What would you do if Google would send you an email and if you would consider this as a valid one, after your first checks?
I saw this post on X - so I am sharing this with all of you with a reminder.
We can never, ever be too safe. We need to keep our eyes and ears open for everything that may happen around us.
This phishing attack exploits a vulnerability in Google's infrastructure, and as per Nick's Tweet, who received the below email, allegedly by Google.
Nick is Lead developer of ENS & Ethereum Foundation alum
 |  |
|---|
Nick noted that this appears as a valid, signed email - and in reality, sent from no-reply@google.com.
It passes the DKIM signature check, and GMail displays it without any warnings - it even puts it in the same conversation as other, legitimate security alerts.
What is even more concerning is that the user is directed to a portal named sites. google . com which will probably lead the users to consider it legit.

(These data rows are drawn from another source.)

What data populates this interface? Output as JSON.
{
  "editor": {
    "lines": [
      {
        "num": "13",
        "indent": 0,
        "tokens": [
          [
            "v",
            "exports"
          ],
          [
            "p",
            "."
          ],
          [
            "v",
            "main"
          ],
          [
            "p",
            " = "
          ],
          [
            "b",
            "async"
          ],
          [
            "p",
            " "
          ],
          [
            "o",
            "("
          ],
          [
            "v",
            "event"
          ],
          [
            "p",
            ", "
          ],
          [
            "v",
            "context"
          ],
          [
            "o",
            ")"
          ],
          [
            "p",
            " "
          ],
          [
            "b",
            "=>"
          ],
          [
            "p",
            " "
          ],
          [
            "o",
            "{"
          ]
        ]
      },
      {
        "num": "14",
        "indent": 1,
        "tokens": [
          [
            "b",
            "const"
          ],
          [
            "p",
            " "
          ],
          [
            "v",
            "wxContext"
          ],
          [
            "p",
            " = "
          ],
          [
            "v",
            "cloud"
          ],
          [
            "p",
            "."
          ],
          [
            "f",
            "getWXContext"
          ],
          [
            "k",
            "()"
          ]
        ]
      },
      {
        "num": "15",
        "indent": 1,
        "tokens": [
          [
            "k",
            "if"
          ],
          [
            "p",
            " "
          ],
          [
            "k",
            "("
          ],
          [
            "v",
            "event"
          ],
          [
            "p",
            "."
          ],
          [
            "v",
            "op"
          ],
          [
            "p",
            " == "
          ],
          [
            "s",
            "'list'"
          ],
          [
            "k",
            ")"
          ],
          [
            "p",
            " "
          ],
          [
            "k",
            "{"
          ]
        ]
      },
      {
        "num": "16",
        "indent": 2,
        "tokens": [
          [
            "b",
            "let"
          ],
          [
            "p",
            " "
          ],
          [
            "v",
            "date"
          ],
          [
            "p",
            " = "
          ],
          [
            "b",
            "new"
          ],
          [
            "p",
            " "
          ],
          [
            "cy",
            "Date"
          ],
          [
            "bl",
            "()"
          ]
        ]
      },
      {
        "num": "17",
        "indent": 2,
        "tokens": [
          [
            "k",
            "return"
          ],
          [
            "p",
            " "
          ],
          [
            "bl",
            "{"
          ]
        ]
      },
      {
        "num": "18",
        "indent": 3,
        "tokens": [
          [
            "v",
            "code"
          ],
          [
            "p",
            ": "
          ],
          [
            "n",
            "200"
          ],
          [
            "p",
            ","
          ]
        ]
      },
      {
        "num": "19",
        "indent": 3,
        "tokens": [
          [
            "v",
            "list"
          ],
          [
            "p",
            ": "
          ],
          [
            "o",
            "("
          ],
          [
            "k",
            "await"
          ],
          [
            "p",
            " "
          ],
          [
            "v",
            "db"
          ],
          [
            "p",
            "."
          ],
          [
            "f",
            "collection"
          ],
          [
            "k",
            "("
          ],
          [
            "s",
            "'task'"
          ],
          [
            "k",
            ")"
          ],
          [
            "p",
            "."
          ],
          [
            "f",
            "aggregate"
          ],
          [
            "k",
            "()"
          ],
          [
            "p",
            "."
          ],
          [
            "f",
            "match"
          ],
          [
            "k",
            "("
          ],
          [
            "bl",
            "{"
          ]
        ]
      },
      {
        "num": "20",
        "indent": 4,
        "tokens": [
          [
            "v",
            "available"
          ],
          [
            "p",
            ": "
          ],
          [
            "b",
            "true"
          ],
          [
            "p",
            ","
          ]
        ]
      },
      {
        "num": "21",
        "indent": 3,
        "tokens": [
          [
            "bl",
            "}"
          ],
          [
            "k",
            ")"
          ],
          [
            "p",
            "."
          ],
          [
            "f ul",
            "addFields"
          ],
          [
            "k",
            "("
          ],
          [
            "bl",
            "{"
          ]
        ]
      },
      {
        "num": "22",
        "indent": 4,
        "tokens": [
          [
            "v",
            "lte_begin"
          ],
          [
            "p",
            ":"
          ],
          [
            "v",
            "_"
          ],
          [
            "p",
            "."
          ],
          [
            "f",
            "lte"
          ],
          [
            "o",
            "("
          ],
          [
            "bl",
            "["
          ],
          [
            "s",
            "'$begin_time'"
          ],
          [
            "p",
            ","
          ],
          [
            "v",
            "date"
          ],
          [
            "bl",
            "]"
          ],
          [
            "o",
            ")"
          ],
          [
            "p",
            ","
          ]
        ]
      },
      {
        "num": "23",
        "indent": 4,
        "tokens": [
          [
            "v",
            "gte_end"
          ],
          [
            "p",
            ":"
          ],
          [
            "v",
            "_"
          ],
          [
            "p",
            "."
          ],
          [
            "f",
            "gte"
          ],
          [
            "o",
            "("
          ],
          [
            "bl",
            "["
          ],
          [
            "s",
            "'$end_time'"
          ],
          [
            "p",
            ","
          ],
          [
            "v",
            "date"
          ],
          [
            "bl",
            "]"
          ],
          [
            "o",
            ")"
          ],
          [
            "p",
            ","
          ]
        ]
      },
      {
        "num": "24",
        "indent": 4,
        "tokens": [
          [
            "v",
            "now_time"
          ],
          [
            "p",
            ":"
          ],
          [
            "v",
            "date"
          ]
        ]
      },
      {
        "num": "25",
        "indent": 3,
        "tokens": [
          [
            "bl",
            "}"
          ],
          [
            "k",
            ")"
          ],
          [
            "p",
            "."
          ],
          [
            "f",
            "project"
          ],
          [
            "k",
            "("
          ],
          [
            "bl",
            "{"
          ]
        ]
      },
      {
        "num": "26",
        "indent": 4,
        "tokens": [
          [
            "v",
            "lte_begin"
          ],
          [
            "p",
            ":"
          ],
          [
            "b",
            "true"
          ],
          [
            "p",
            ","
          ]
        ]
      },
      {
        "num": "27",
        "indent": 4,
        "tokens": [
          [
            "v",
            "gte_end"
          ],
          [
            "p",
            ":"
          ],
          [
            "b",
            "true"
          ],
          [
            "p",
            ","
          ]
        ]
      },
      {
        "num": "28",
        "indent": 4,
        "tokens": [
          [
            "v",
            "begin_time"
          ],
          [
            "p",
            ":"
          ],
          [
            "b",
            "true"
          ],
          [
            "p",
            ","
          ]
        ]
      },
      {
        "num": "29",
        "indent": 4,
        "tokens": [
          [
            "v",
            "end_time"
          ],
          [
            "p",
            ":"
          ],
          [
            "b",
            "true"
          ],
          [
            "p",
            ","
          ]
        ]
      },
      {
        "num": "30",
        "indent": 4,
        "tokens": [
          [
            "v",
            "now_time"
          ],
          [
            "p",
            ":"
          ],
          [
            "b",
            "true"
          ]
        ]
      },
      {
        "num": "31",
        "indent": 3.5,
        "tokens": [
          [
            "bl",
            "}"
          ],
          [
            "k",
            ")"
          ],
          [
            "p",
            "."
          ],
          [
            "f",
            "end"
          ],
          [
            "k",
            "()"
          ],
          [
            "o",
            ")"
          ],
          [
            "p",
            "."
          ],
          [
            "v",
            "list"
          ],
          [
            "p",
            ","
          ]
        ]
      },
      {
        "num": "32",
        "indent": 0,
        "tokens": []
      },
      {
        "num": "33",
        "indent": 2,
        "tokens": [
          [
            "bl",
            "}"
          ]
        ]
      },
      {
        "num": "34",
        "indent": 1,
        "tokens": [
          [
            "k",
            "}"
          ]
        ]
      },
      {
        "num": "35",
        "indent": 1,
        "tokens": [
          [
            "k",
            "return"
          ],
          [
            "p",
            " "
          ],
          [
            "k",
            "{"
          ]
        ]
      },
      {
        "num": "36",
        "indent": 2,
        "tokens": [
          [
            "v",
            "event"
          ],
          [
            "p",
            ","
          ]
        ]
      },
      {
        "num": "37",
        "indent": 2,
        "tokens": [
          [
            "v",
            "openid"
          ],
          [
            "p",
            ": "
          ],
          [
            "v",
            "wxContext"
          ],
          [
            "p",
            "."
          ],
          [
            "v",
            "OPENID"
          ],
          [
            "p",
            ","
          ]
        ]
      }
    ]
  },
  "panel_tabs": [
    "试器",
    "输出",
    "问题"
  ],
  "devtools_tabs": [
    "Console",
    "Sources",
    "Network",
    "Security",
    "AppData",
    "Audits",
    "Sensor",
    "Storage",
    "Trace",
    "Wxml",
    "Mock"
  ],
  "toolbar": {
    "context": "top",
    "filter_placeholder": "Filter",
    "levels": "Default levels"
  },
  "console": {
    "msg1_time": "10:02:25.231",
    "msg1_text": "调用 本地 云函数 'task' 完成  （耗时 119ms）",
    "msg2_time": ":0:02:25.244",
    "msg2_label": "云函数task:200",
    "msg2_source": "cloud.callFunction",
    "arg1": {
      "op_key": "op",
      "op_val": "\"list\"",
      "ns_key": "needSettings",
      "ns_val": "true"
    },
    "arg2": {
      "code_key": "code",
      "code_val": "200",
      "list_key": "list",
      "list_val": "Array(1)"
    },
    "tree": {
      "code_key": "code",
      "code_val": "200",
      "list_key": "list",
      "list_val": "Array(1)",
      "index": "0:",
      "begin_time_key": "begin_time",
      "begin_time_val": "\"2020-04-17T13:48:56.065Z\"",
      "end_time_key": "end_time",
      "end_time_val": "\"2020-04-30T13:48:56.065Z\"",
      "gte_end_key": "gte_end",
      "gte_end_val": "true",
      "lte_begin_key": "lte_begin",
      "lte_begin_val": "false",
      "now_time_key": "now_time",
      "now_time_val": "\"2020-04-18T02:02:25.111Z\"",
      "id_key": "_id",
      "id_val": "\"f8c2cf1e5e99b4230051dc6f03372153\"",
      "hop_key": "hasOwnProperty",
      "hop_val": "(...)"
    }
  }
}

The next step is that the user is required to put their google credentials and most probably, when they do - these are received from the scammers who then can do anything they want with them.
This is another very sophisticated scam and proves that we can never be too safe online.
You can read the thread here for more details, and if you need to remember one thing from todays post, it is that we are not safe.
When it comes to any online communication, we should consider it as
Unsafe until proven otherwise. (or unsafe - simple as that)
Did you receive anything similar?
I hope that this post will be useful!